Blaming the Victim

UW Madison told students that "if you present yourself as easy prey, then expect to attract some wolves." Many said that advice misses the point when it comes to preventing campus sexual assault.

October 10, 2014

The University of Wisconsin at Madison Police Department issued an apology Wednesday after a list of safety tips posted to the department's website was criticized for appearing to blame victims of campus crimes, particularly survivors of sexual assault.

"We realized some wording should have been phrased better and in a more sensitive nature," the department stated in an editor's note attached to the now-revised list. "For that, we apologize."

The post, called "Tools You Can Use," was originally titled "Shedding the Victim Persona: Staying Safe on Campus." That title, as well as a passage telling students to "make yourself a hard target" prompted a harsh backlash on blogs and social media. The controversy emerged at a time when many advocates for women on campus are accusing colleges of not doing enough to prevent sexual assault, with administrators often telling women how not to get raped rather than telling men not to commit rape.

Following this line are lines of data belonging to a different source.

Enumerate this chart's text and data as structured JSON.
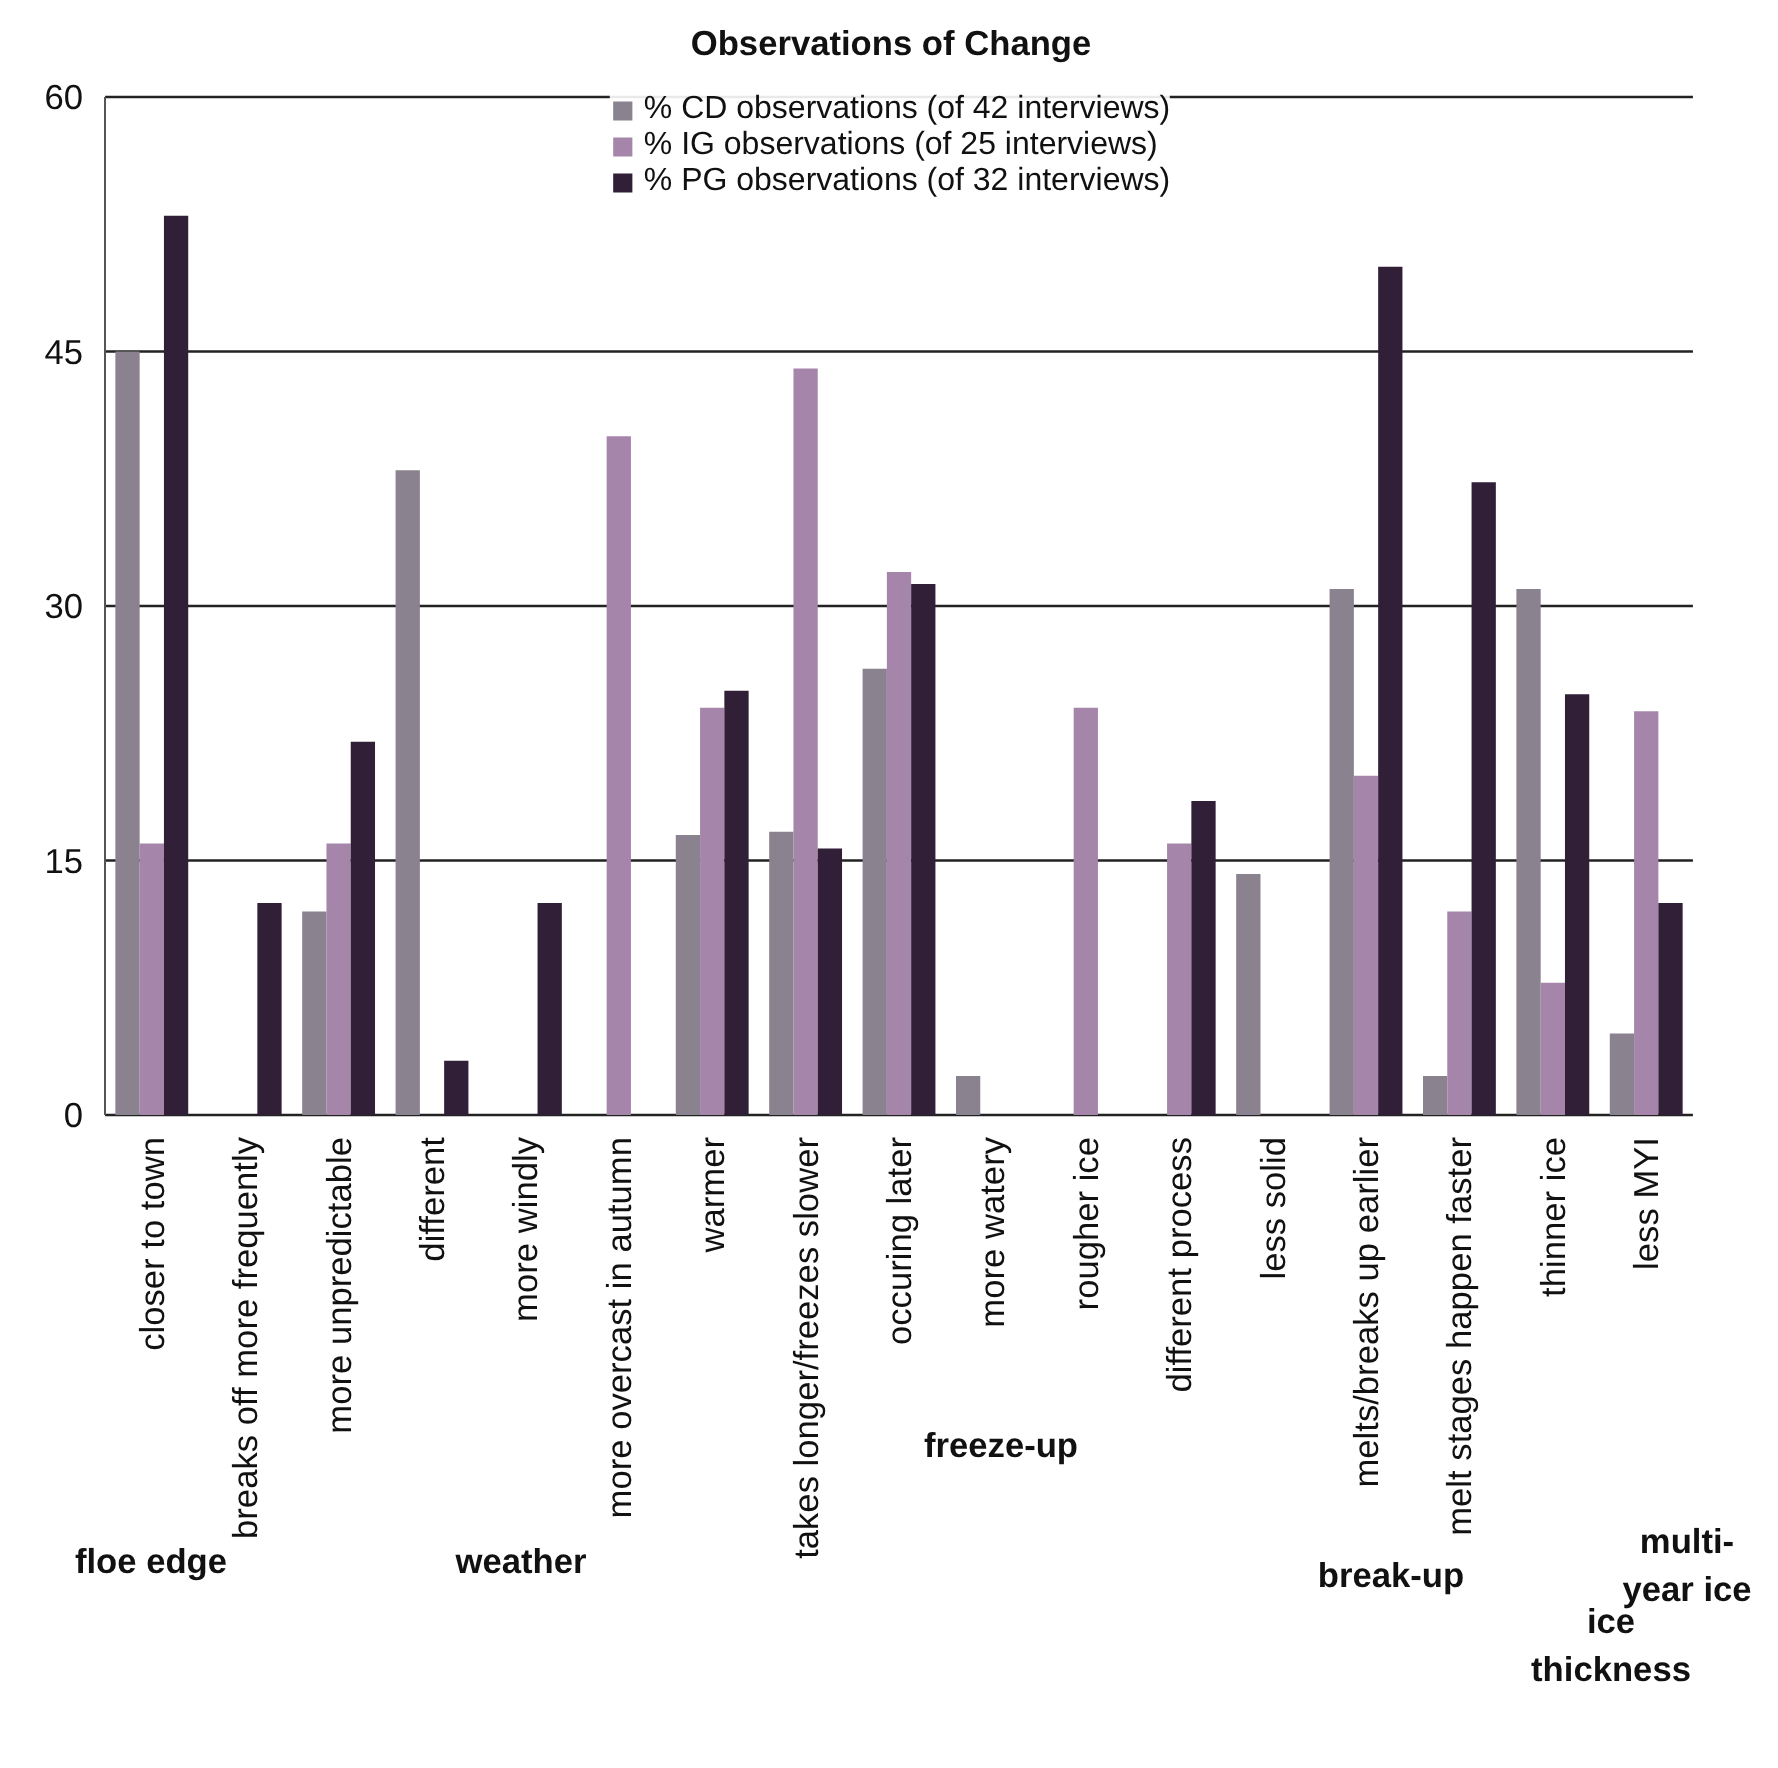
{
  "chart_data": {
    "type": "bar",
    "title": "Observations of Change",
    "categories": [
      "closer to town",
      "breaks off more frequently",
      "more unpredictable",
      "different",
      "more windly",
      "more overcast in autumn",
      "warmer",
      "takes longer/freezes slower",
      "occuring later",
      "more watery",
      "rougher ice",
      "different process",
      "less solid",
      "melts/breaks up earlier",
      "melt stages happen faster",
      "thinner ice",
      "less MYI"
    ],
    "series": [
      {
        "name": "% CD observations (of 42 interviews)",
        "color": "#8a828f",
        "values": [
          45,
          0,
          12,
          38,
          0,
          0,
          16.5,
          16.7,
          26.3,
          2.3,
          0,
          0,
          14.2,
          31,
          2.3,
          31,
          4.8
        ]
      },
      {
        "name": "% IG observations (of 25 interviews)",
        "color": "#a685ab",
        "values": [
          16,
          0,
          16,
          0,
          0,
          40,
          24,
          44,
          32,
          0,
          24,
          16,
          0,
          20,
          12,
          7.8,
          23.8
        ]
      },
      {
        "name": "% PG observations (of 32 interviews)",
        "color": "#311f38",
        "values": [
          53,
          12.5,
          22,
          3.2,
          12.5,
          0,
          25,
          15.7,
          31.3,
          0,
          0,
          18.5,
          0,
          50,
          37.3,
          24.8,
          12.5
        ]
      }
    ],
    "ylim": [
      0,
      60
    ],
    "yticks": [
      0,
      15,
      30,
      45,
      60
    ],
    "grid": "y",
    "legend": "top",
    "annotations": [
      "floe edge",
      "weather",
      "freeze-up",
      "break-up",
      "ice thickness",
      "multi-year ice"
    ]
  }
}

"A victim looks like a victim," the post originally read. "If you move from one destination to another, and the only thing you recall about the trip is the last text message you received, then there’s a problem. The military calls it 'keeping your head on a swivel' and it’s probably the most important thing you can do to ensure your safety. If you present yourself as easy prey, then expect to attract some wolves."

The post has since been edited to clarify that the item was referring to students of both genders burying their heads in their smartphones instead of keeping their eyes on their surroundings. The references to wolves and prey have been removed, as has the phrase "a victim looks like a victim." But the damage was done. Numerous student and women's groups have long been trying to make the point that what a woman wears or how she acts does not justify any form of harassment, let alone sexual assault, and many read the tips as countering that message.

"Oh, dear police department, we know, we know," Jia Tolentino wrote at Jezebel. "We know we look like victims. We know we present as easy goddamn prey. How lovely to be reminded by the police department. What a nice opportunity to think about the fact that none of the women I know who have been raped have ever reported it. Not one!"

Referring to the post's suggestion that a student should keep his or her "head on a swivel," one Jezebel commenter asked, "So literally live every moment like I'm an Army Ranger deployed to Afghanistan?"

Other recent attempts at delivering safety tips on campuses have drawn similar criticism.

In an email sent to students and faculty last year, Pam Wheelock, vice president of student services at the University of Minnesota, wrote that “in too many instances, the actions of students give criminals the advantage they need.” Earlier this year, a Pennsylvania State University issued a crime alert with tips that students should keep in mind “in order to reduce your risk of becoming a victim.” In both instances, students expressed concern that the university was victim-blaming.

While the tips were all well-intentioned, said Kevin Kruger, president of NASPA: Student Affairs Administrators in Higher Education, administrators should be careful with how the suggestions are worded, particularly when discussing sexual assault.

“Intent is important, but so is how people perceive the language you’re using,” Kruger said. “We have to be careful phrasing things so that it puts responsibility not on the victim but on the larger community. It is appropriate for campus police to talk about risk reduction, but it can be done without getting into a place of victim blaming.”

It’s always important to discuss alcohol safety with students, he said, or how both men and women should avoid walking alone at night. But sometimes the way those tips are phrased – like suggesting they should be done specifically to avoid becoming a victim – can contribute to a student feeling responsible if he or she does become a victim.

“That can be tough to get right, so you have to listen to how your students perceive something and take ownership when you don’t get it right,” Kruger said.

When it’s not done right and steps aren’t taken to correct that language, students may be less likely to report a crime, said Anne Hedgepeth, government relations manager at the American Association of University Women, as they could feel as though they’re the ones who did something wrong. While more colleges are starting to understand how to be sensitive about what language they use, missteps like Wisconsin’s are still happening too often, Hedgepeth said.

“I think this is a really good example of why folks putting out this information that could be construed as being a part of a response to sexual assault should put themselves in the shoes of a survivor,” she said. “One of the things we also want to avoid is perpetuating damaging myths that don’t really acknowledge the fact that for many survivors of sexual violence, the perpetrator is someone they know. It’s really valuable to make clear to students that these tips apply differently to different crimes, to clarify where they might actually not be the best practice.”

In a statement, the UW-Madison Police Department said that in the future it would "do a better job of ensuring that the intent and focus" of similar articles are more clear.

"The intent of this article is not, and never has been, specifically about the prevention of sexual assault," the department said. "Many have taken this article out of context. We understand the vast majority of sexual assaults are committed by acquaintances of the survivor. This article speaks solely to crimes commonly committed by strangers."